Monday, February 21, 2011
ACO with Teddy Tahu Rhodes
Australian Chamber Orchestra present: Tour One – TEDDY TAHU RHODES at the Sydney Opera House.
Songs with and without words.
The Mahler Adagietto (from Symphony No.5.) (1902), familiar to those of us who remember the Visconti film DEATH IN VENICE was our first offering in this concert. It is a beautiful and melancholic experience.
Whether it was written as a wordless love declaration by Gustav Mahler to his future wife, or is related more to the sombre setting of a Ruckert poem, “Ich bin der Welt abhanden recommend” (1901):
I have lost touch with the world where I once wasted too much of my time…
for I am truly dead to the world…
and repose in tranquil realms.
This composition is truly “…a masterpiece of emotion intensely felt and yet restrained in expression.” (Henry-Louis de La Grange.) The lingering strings punctuated with harp arpeggios blissfully float the imagination and the tempo of the day to a place of contemplation.
Sergei Prokofiev’s Five Melodies, Op.35bis, (1925) were conceived as songs to be sung without words. They were transposed into violin works and orchestrated by Joseph Swenson and this is what we heard. The works were pleasant but I felt no more than curiosities.

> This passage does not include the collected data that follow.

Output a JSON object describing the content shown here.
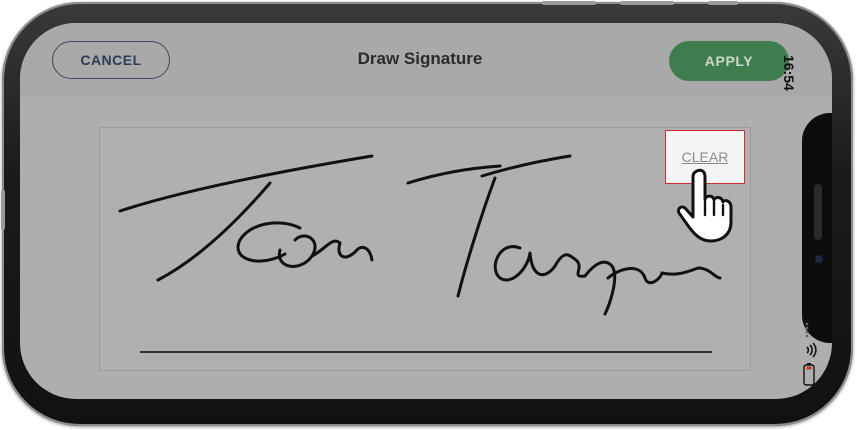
{
  "header": {
    "cancel_label": "CANCEL",
    "title": "Draw Signature",
    "apply_label": "APPLY"
  },
  "pad": {
    "clear_label": "CLEAR"
  },
  "status_bar": {
    "time": "16:54",
    "icons": [
      "signal-dots-icon",
      "wifi-icon",
      "battery-icon"
    ]
  },
  "colors": {
    "apply_bg": "#3f7d4f",
    "cancel_border": "#3b4a63",
    "clear_highlight": "#d03030",
    "screen_bg": "#aeaeae"
  }
}
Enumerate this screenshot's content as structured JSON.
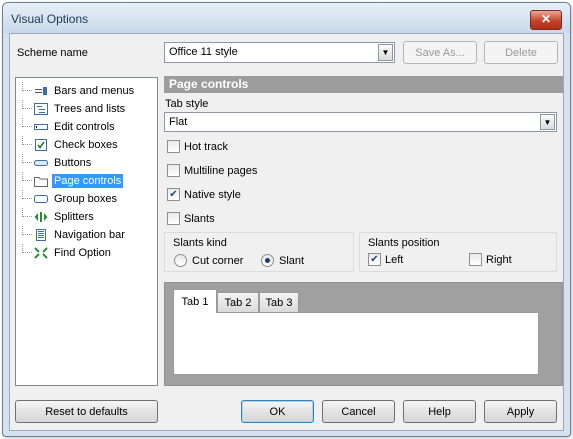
{
  "window": {
    "title": "Visual Options",
    "close_symbol": "✕"
  },
  "scheme": {
    "label": "Scheme name",
    "value": "Office 11 style",
    "save_as_label": "Save As...",
    "delete_label": "Delete"
  },
  "tree": {
    "items": [
      {
        "label": "Bars and menus",
        "icon": "bars-menus-icon"
      },
      {
        "label": "Trees and lists",
        "icon": "tree-list-icon"
      },
      {
        "label": "Edit controls",
        "icon": "edit-control-icon"
      },
      {
        "label": "Check boxes",
        "icon": "checkbox-icon"
      },
      {
        "label": "Buttons",
        "icon": "button-icon"
      },
      {
        "label": "Page controls",
        "icon": "folder-icon",
        "selected": true
      },
      {
        "label": "Group boxes",
        "icon": "group-box-icon"
      },
      {
        "label": "Splitters",
        "icon": "splitter-icon"
      },
      {
        "label": "Navigation bar",
        "icon": "navigation-bar-icon"
      },
      {
        "label": "Find Option",
        "icon": "find-option-icon"
      }
    ]
  },
  "page_controls": {
    "header": "Page controls",
    "tab_style_label": "Tab style",
    "tab_style_value": "Flat",
    "hot_track": {
      "label": "Hot track",
      "checked": false
    },
    "multiline_pages": {
      "label": "Multiline pages",
      "checked": false
    },
    "native_style": {
      "label": "Native style",
      "checked": true
    },
    "slants": {
      "label": "Slants",
      "checked": false
    },
    "slants_kind": {
      "title": "Slants kind",
      "cut_corner": {
        "label": "Cut corner",
        "selected": false
      },
      "slant": {
        "label": "Slant",
        "selected": true
      }
    },
    "slants_position": {
      "title": "Slants position",
      "left": {
        "label": "Left",
        "checked": true
      },
      "right": {
        "label": "Right",
        "checked": false
      }
    },
    "preview_tabs": [
      "Tab 1",
      "Tab 2",
      "Tab 3"
    ]
  },
  "footer": {
    "reset_label": "Reset to defaults",
    "ok_label": "OK",
    "cancel_label": "Cancel",
    "help_label": "Help",
    "apply_label": "Apply"
  },
  "colors": {
    "selection": "#3399ff",
    "header_bar": "#9d9d9d",
    "preview_bg": "#a0a0a0",
    "close_button": "#c6412a"
  }
}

Another orchestral work Birthday Piece for RRB (1986) was a way to introduce the first of set of songs given by the guest artist, Teddy Tahu Rhodes. SONGS BEFORE SLEEP by Richard Rodney Bennett – a collection of six poems, all taken from the Oxford Dictionary of Nursery Rhymes commissioned by BBC 3 and the Royal Philharmonic Society in 2002-2003. The lyrics are quite surprising and not, altogether, the rhymes or sentiments you may remember as a child. Like the Grimm’s Brothers stories, often full of images and warnings that are not in, say, the ‘Disney’ tradition we have become used too. Mr Rhodes had charming fun with these works and boyishly used his charismatic presence to win his audience. The voice was characteristically warm and resonant. Sexy! TWINKLE, Twinkle Little Star, being the most captivating of the songs. Beethoven’s song cycle : “An die ferne Geliebte, Op. 98.”, regarded as the first offering of this genre of work (1816), ever was sung in German, the experience was easy. Mr Rhodes sang with a seeming deeper connection to this material than the Bennett. I wondered, however, whether the imaginative engagement of a character/role in the opera world gave Mr Rhodes a more secure imaginative leash to create in, for this concert Mr Rhodes was , in my experience of him, less engaged, and although musically still ravishing was not so immersed in the performance: more formal, less embodied. More technical, less imaginative.
Felix Mendelssohn’s String Quartet No.3 in D major,Op.44,No.1 (1838)was the last all orchestra work of the concert.
The first concert of the season from the ACO, a good concert not a great one.